The best job in local government

What is the best management job in local government? A fulfilling role in children’s services helping children to find homes and education? Working in regeneration helping to turn around disadvantaged areas? Not according to new research. Most local government managers feel disrespected and insecure, with only one department in the sector retaining a sunny outlook – HR.

A survey of more than 850 senior local government officials reveals that abuse from the public is widespread, bullying by colleagues is rife and work is hampered by bureaucracy. Managers in virtually every local government role feel stressed and undervalued, the Local Government Chronicle research shows.

When asked for a word or phrase to describe the way they felt about the role of the manager in local government, almost half said “frustrating”. In contrast, only 8% of the respondents said they felt respected. Finance staff reported experiencing the most difficulty with bureaucracy (49%), while adult social care managers are the most frustrated with their role (71%).

But HR managers cast some light on the gloomy picture, feeling more respected than most managers (20%) and less stressed than most other specialisms (43%). In contrast to the belief that HR departments are generally undervalued by business colleagues, most HR manager respondents in local government think their function has grown in influence (70%).

And HR managers tend to have the best work-life balance, the research shows, with 70% of respondents scoring it at eight out of 10 or above.

Alan Warner, corporate director of people and property at Hertfordshire County Council, said the positive results probably come from HR managers having one of the best jobs around. “We have change, variety, tough professional issues and a line to the chief executive,” he said. “We can get things done and make a difference.”

Warner, former chairman of public sector HR group the Society of Chief Personnel Officers (Socpo), said the trend is on the up as more organisations are realising that they can not be successful without good, strong HR management. “Who wants a pessimistic HR director anyway?”

Warner was more concerned about the respondents’ views on bullying, which painted a grim picture of harassment across UK councils.

The research shows that 18% of managers had witnessed bullying by other managers and 21% had seen bullying by councillors.

One in six women said they had been bullied by colleagues in the past year, almost double the rate for men. About 7% of women had taken time off for stress in the same period – again more than double the rate for men.

Warner said that bullying to this degree has been around in workplaces for a long time, but he stressed that the important thing is for people to feel able to do something about it, and feel confident that their organisation will take the problem seriously.

“This is one of those areas where having a policy is a baseline – the messages about zero tolerance and proper behaviour must come form the top,” he said.

Rosalie Ward, national local government officer at public sector union Unison, said the backdrop of continual change in the public sector was a major cause of bullying.

“There has been a sharp increase in workloads and delegated responsibility, but the number of chief officers has been cut and this has resulted in longer working hours and stress, which often leads to bullying behaviour,” she said.

Ward said local government employers must start tackling the “male dominated, long hours, cut- throat culture” otherwise the bullying will get worse. “Urgent action is needed to change this culture and stamp out this problem, but if employers fail to do this Unison will take legal action on behalf of any member who has been bullied at work,” she said.

Steven Sumner, health and safety policy adviser at the Employers Organisation for Local Government, said there is “a huge amount” of information to help employers to tackle bullying.

“If you tap in bullying to Google you get over two million results,” he said. “We would also advise local authorities to sign up to the Health & Safety Executive’s stress standards.
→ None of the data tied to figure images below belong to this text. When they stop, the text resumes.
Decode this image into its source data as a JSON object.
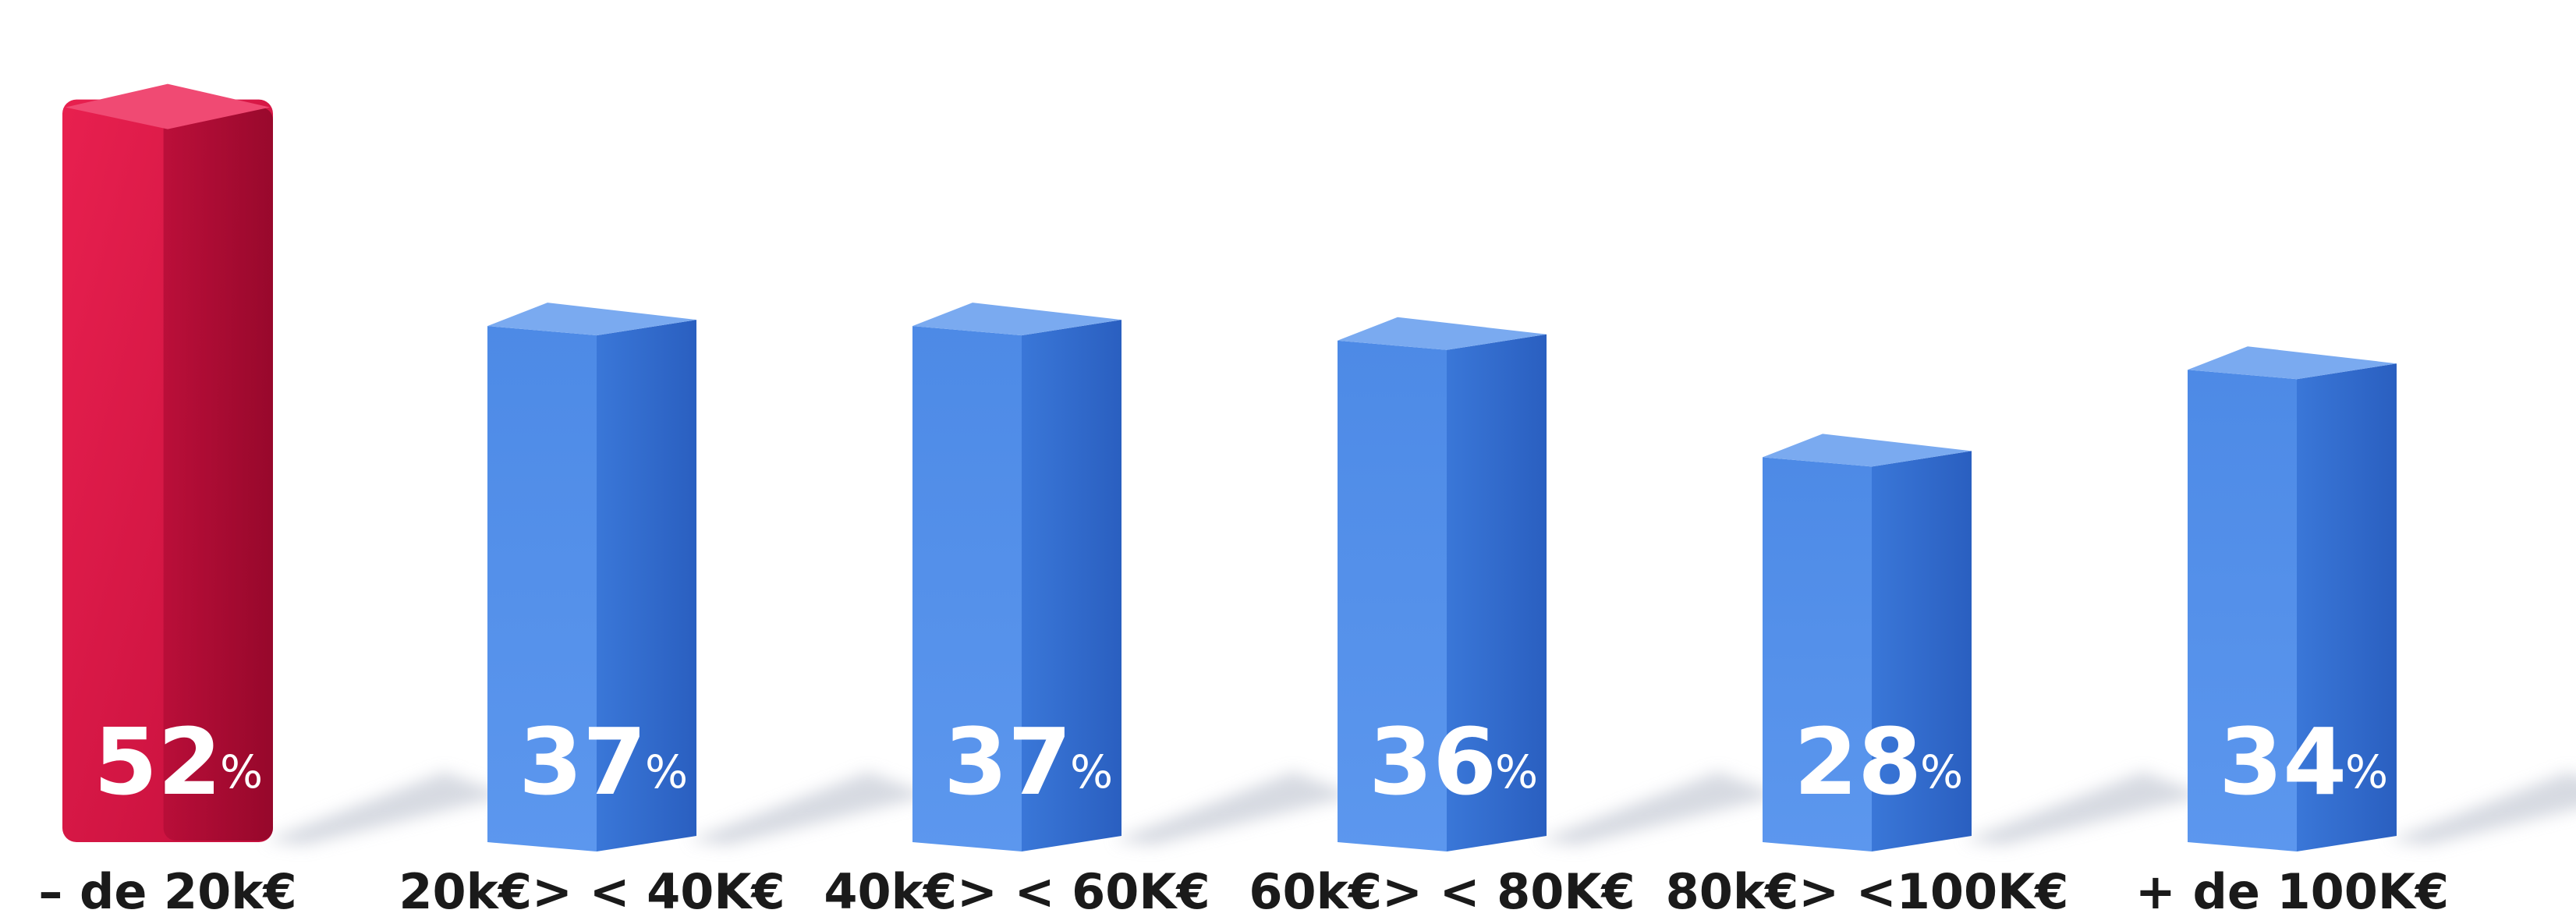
{
  "chart_data": {
    "type": "bar",
    "categories": [
      "– de 20k€",
      "20k€> < 40K€",
      "40k€> < 60K€",
      "60k€> < 80K€",
      "80k€> <100K€",
      "+ de 100K€"
    ],
    "values": [
      52,
      37,
      37,
      36,
      28,
      34
    ],
    "value_labels": [
      "52",
      "37",
      "37",
      "36",
      "28",
      "34"
    ],
    "unit": "%",
    "title": "",
    "xlabel": "",
    "ylabel": "",
    "ylim": [
      0,
      55
    ],
    "grid": false,
    "legend": "none",
    "style": "3d-bars",
    "colors": {
      "highlight_front": "#d81547",
      "highlight_side": "#a60a30",
      "highlight_top": "#f04a73",
      "base_front": "#4a88e3",
      "base_side": "#3069c9",
      "base_top": "#7aaaf0",
      "shadow": "#c9ced8"
    },
    "highlight_index": 0
  }
}
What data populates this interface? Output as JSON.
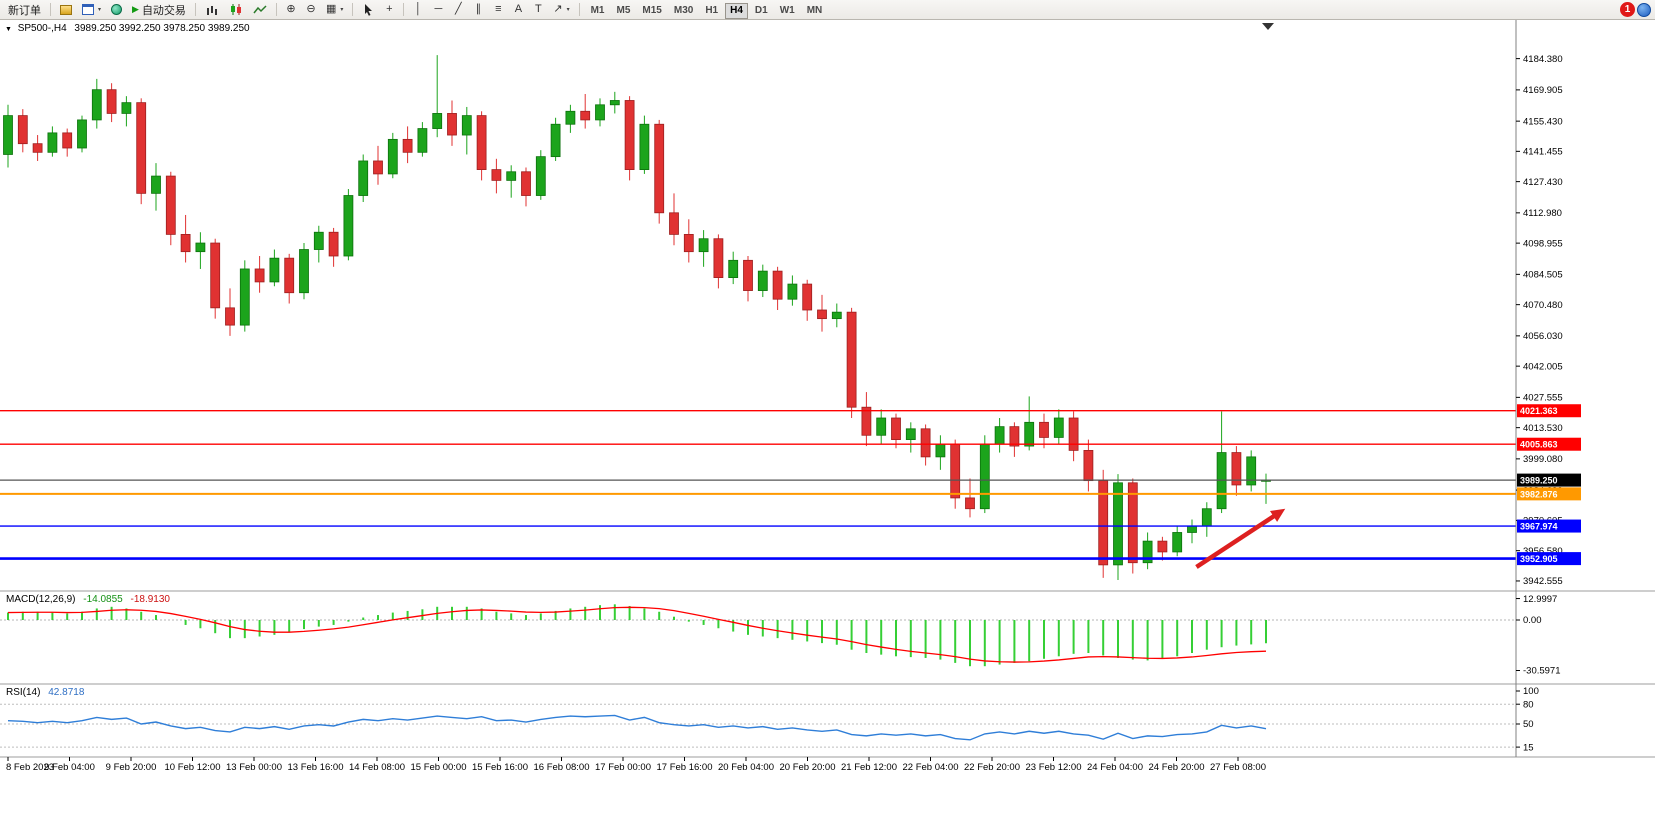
{
  "toolbar": {
    "new_order_label": "新订单",
    "auto_trading_label": "自动交易",
    "timeframes": [
      "M1",
      "M5",
      "M15",
      "M30",
      "H1",
      "H4",
      "D1",
      "W1",
      "MN"
    ],
    "active_timeframe": "H4",
    "notification_count": "1",
    "icon_glyphs": {
      "zoom_in": "⊕",
      "zoom_out": "⊖",
      "tile": "▦",
      "crosshair": "+",
      "vline": "│",
      "hline": "─",
      "trendline": "╱",
      "channel": "∥",
      "fibonacci": "≡",
      "text": "A",
      "label": "T",
      "arrows": "↗",
      "caret": "▾",
      "play": "▶"
    }
  },
  "chart": {
    "collapse_glyph": "▼",
    "symbol_period": "SP500-,H4",
    "ohlc_text": "3989.250 3992.250 3978.250 3989.250"
  },
  "indicators": {
    "macd": {
      "label": "MACD(12,26,9)",
      "value_main": "-14.0855",
      "value_signal": "-18.9130"
    },
    "rsi": {
      "label": "RSI(14)",
      "value": "42.8718"
    }
  },
  "chart_data": {
    "type": "candlestick",
    "symbol": "SP500-",
    "period": "H4",
    "title": "SP500-,H4 3989.250 3992.250 3978.250 3989.250",
    "colors": {
      "up": "#1ca41c",
      "up_border": "#0c710c",
      "down": "#e03232",
      "down_border": "#9c1f1f",
      "macd_hist": "#35cf35",
      "macd_signal": "#ff0000",
      "rsi_line": "#2f7ed8",
      "axis_text": "#000000"
    },
    "price_axis": [
      4184.38,
      4169.905,
      4155.43,
      4141.455,
      4127.43,
      4112.98,
      4098.955,
      4084.505,
      4070.48,
      4056.03,
      4042.005,
      4027.555,
      4013.53,
      3999.08,
      3984.63,
      3970.605,
      3956.58,
      3942.555
    ],
    "time_axis": [
      "8 Feb 2023",
      "9 Feb 04:00",
      "9 Feb 20:00",
      "10 Feb 12:00",
      "13 Feb 00:00",
      "13 Feb 16:00",
      "14 Feb 08:00",
      "15 Feb 00:00",
      "15 Feb 16:00",
      "16 Feb 08:00",
      "17 Feb 00:00",
      "17 Feb 16:00",
      "20 Feb 04:00",
      "20 Feb 20:00",
      "21 Feb 12:00",
      "22 Feb 04:00",
      "22 Feb 20:00",
      "23 Feb 12:00",
      "24 Feb 04:00",
      "24 Feb 20:00",
      "27 Feb 08:00"
    ],
    "candles": [
      [
        4140,
        4163,
        4134,
        4158
      ],
      [
        4158,
        4161,
        4141,
        4145
      ],
      [
        4145,
        4149,
        4137,
        4141
      ],
      [
        4141,
        4153,
        4139,
        4150
      ],
      [
        4150,
        4152,
        4139,
        4143
      ],
      [
        4143,
        4158,
        4141,
        4156
      ],
      [
        4156,
        4175,
        4152,
        4170
      ],
      [
        4170,
        4173,
        4155,
        4159
      ],
      [
        4159,
        4167,
        4153,
        4164
      ],
      [
        4164,
        4166,
        4117,
        4122
      ],
      [
        4122,
        4136,
        4114,
        4130
      ],
      [
        4130,
        4132,
        4098,
        4103
      ],
      [
        4103,
        4112,
        4090,
        4095
      ],
      [
        4095,
        4104,
        4087,
        4099
      ],
      [
        4099,
        4101,
        4064,
        4069
      ],
      [
        4069,
        4078,
        4056,
        4061
      ],
      [
        4061,
        4091,
        4058,
        4087
      ],
      [
        4087,
        4093,
        4076,
        4081
      ],
      [
        4081,
        4096,
        4079,
        4092
      ],
      [
        4092,
        4094,
        4071,
        4076
      ],
      [
        4076,
        4099,
        4073,
        4096
      ],
      [
        4096,
        4107,
        4090,
        4104
      ],
      [
        4104,
        4106,
        4088,
        4093
      ],
      [
        4093,
        4124,
        4091,
        4121
      ],
      [
        4121,
        4140,
        4118,
        4137
      ],
      [
        4137,
        4144,
        4126,
        4131
      ],
      [
        4131,
        4150,
        4129,
        4147
      ],
      [
        4147,
        4153,
        4136,
        4141
      ],
      [
        4141,
        4155,
        4139,
        4152
      ],
      [
        4152,
        4186,
        4148,
        4159
      ],
      [
        4159,
        4165,
        4144,
        4149
      ],
      [
        4149,
        4162,
        4140,
        4158
      ],
      [
        4158,
        4160,
        4128,
        4133
      ],
      [
        4133,
        4138,
        4122,
        4128
      ],
      [
        4128,
        4135,
        4120,
        4132
      ],
      [
        4132,
        4134,
        4116,
        4121
      ],
      [
        4121,
        4142,
        4119,
        4139
      ],
      [
        4139,
        4157,
        4137,
        4154
      ],
      [
        4154,
        4163,
        4150,
        4160
      ],
      [
        4160,
        4168,
        4152,
        4156
      ],
      [
        4156,
        4166,
        4153,
        4163
      ],
      [
        4163,
        4169,
        4159,
        4165
      ],
      [
        4165,
        4167,
        4128,
        4133
      ],
      [
        4133,
        4158,
        4131,
        4154
      ],
      [
        4154,
        4156,
        4108,
        4113
      ],
      [
        4113,
        4122,
        4098,
        4103
      ],
      [
        4103,
        4110,
        4090,
        4095
      ],
      [
        4095,
        4105,
        4088,
        4101
      ],
      [
        4101,
        4103,
        4078,
        4083
      ],
      [
        4083,
        4095,
        4080,
        4091
      ],
      [
        4091,
        4093,
        4072,
        4077
      ],
      [
        4077,
        4089,
        4074,
        4086
      ],
      [
        4086,
        4088,
        4068,
        4073
      ],
      [
        4073,
        4084,
        4070,
        4080
      ],
      [
        4080,
        4082,
        4063,
        4068
      ],
      [
        4068,
        4075,
        4058,
        4064
      ],
      [
        4064,
        4071,
        4060,
        4067
      ],
      [
        4067,
        4069,
        4018,
        4023
      ],
      [
        4023,
        4030,
        4005,
        4010
      ],
      [
        4010,
        4022,
        4006,
        4018
      ],
      [
        4018,
        4020,
        4004,
        4008
      ],
      [
        4008,
        4016,
        4002,
        4013
      ],
      [
        4013,
        4015,
        3996,
        4000
      ],
      [
        4000,
        4010,
        3994,
        4006
      ],
      [
        4006,
        4008,
        3976,
        3981
      ],
      [
        3981,
        3990,
        3972,
        3976
      ],
      [
        3976,
        4010,
        3974,
        4006
      ],
      [
        4006,
        4018,
        4002,
        4014
      ],
      [
        4014,
        4016,
        4000,
        4005
      ],
      [
        4005,
        4028,
        4003,
        4016
      ],
      [
        4016,
        4020,
        4004,
        4009
      ],
      [
        4009,
        4022,
        4006,
        4018
      ],
      [
        4018,
        4021,
        3998,
        4003
      ],
      [
        4003,
        4008,
        3984,
        3989
      ],
      [
        3989,
        3994,
        3944,
        3950
      ],
      [
        3950,
        3992,
        3943,
        3988
      ],
      [
        3988,
        3990,
        3946,
        3951
      ],
      [
        3951,
        3965,
        3948,
        3961
      ],
      [
        3961,
        3963,
        3952,
        3956
      ],
      [
        3956,
        3968,
        3954,
        3965
      ],
      [
        3965,
        3971,
        3960,
        3968
      ],
      [
        3968,
        3979,
        3963,
        3976
      ],
      [
        3976,
        4021,
        3974,
        4002
      ],
      [
        4002,
        4005,
        3982,
        3987
      ],
      [
        3987,
        4003,
        3984,
        4000
      ],
      [
        3989.25,
        3992.25,
        3978.25,
        3989.25
      ]
    ],
    "hlines": [
      {
        "price": 4021.363,
        "color": "#ff0000",
        "width": 1.4
      },
      {
        "price": 4005.863,
        "color": "#ff0000",
        "width": 1.4
      },
      {
        "price": 3989.25,
        "color": "#555555",
        "width": 1.2,
        "tag_bg": "#000000"
      },
      {
        "price": 3982.876,
        "color": "#ff9900",
        "width": 2
      },
      {
        "price": 3967.974,
        "color": "#0000ff",
        "width": 1.4
      },
      {
        "price": 3952.905,
        "color": "#0000ff",
        "width": 2.6
      }
    ],
    "arrow": {
      "from_bar": 80.3,
      "from_price": 3949,
      "to_bar": 86.3,
      "to_price": 3976,
      "color": "#dd2020"
    },
    "macd": {
      "hist": [
        4.5,
        5,
        5,
        4.5,
        4,
        5,
        7,
        8,
        7,
        5,
        3,
        0,
        -3,
        -5,
        -8,
        -11,
        -11,
        -10,
        -9,
        -7.5,
        -5.5,
        -4,
        -3,
        -1,
        1.5,
        3,
        4.5,
        5.5,
        6.5,
        8,
        8,
        8,
        7,
        5,
        4,
        3,
        4,
        5.5,
        7,
        8,
        9,
        9.5,
        8.5,
        7,
        5,
        2,
        -1,
        -3,
        -5,
        -7,
        -9,
        -10,
        -11,
        -12,
        -13,
        -14,
        -15,
        -18,
        -20,
        -21,
        -22,
        -22.5,
        -23,
        -24,
        -26,
        -28,
        -28,
        -27,
        -26,
        -25,
        -23.5,
        -22,
        -20.5,
        -20,
        -21.5,
        -23,
        -24,
        -24.5,
        -23.5,
        -22,
        -20,
        -18,
        -16.5,
        -15.5,
        -14.8,
        -14.09
      ],
      "signal": [
        4.5,
        4.6,
        4.7,
        4.7,
        4.5,
        4.6,
        5.2,
        5.9,
        6.2,
        5.9,
        5.2,
        3.9,
        2.2,
        0.4,
        -1.7,
        -4.0,
        -5.8,
        -6.8,
        -7.4,
        -7.4,
        -6.9,
        -6.2,
        -5.4,
        -4.3,
        -2.9,
        -1.4,
        0.1,
        1.4,
        2.7,
        4.0,
        5.0,
        5.8,
        6.1,
        5.8,
        5.4,
        4.8,
        4.6,
        4.8,
        5.4,
        6.0,
        6.8,
        7.5,
        7.7,
        7.5,
        6.9,
        5.7,
        4.0,
        2.3,
        0.4,
        -1.4,
        -3.3,
        -5.0,
        -6.5,
        -7.9,
        -9.2,
        -10.4,
        -11.5,
        -13.1,
        -14.9,
        -16.4,
        -17.8,
        -19.0,
        -20.0,
        -21.0,
        -22.2,
        -23.7,
        -24.8,
        -25.3,
        -25.5,
        -25.4,
        -24.9,
        -24.2,
        -23.3,
        -22.4,
        -22.2,
        -22.4,
        -22.8,
        -23.2,
        -23.3,
        -23.0,
        -22.4,
        -21.5,
        -20.5,
        -19.7,
        -19.2,
        -18.91
      ],
      "axis_labels": [
        "12.9997",
        "0.00",
        "-30.5971"
      ],
      "zero_level": 0
    },
    "rsi": {
      "values": [
        55,
        54,
        52,
        54,
        52,
        55,
        60,
        57,
        59,
        50,
        53,
        47,
        43,
        45,
        40,
        38,
        45,
        43,
        46,
        42,
        47,
        49,
        47,
        53,
        57,
        55,
        58,
        56,
        59,
        62,
        60,
        58,
        61,
        55,
        56,
        53,
        57,
        60,
        62,
        61,
        62,
        63,
        56,
        60,
        52,
        49,
        47,
        49,
        45,
        47,
        44,
        46,
        42,
        44,
        41,
        39,
        41,
        34,
        32,
        35,
        33,
        35,
        32,
        34,
        28,
        26,
        35,
        38,
        35,
        39,
        36,
        39,
        35,
        33,
        27,
        36,
        28,
        32,
        31,
        34,
        35,
        38,
        48,
        44,
        47,
        42.87
      ],
      "levels": [
        80,
        50,
        15
      ],
      "axis_labels": [
        "100",
        "80",
        "50",
        "15"
      ]
    }
  }
}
Bullying and harassment will result in poor working relations, which leads to stress.”

But it is not all bad news. Despite the worries about bullying, abuse and bureaucracy, most local government managers would recommend a career in local government, the survey shows.

Jan Parkinson, Gateshead Council’s strategic director for HR and president of Socpo, told researchers: “The fact that 80% of managers would recommend a career in local government is very positive considering the image problem we often think we have. Staff are our best ambassadors.”

HR is the best place to be

How local government managers feel (overall)
8% feel secure
9% feel respected
57% think they are making a difference to local people
22% of managers have a very poor work-life balance,
20% have witnessed bullying by colleagues in the past year
21% more have seen bullying by councillors in the past year
80% would recommend a job in local government.

How local government HR managers feel

20% feel respected
70% think HR has grown in influence
70% have good work-life balance
89% would recommend a job in local government
43% are less stressed than other specialisms.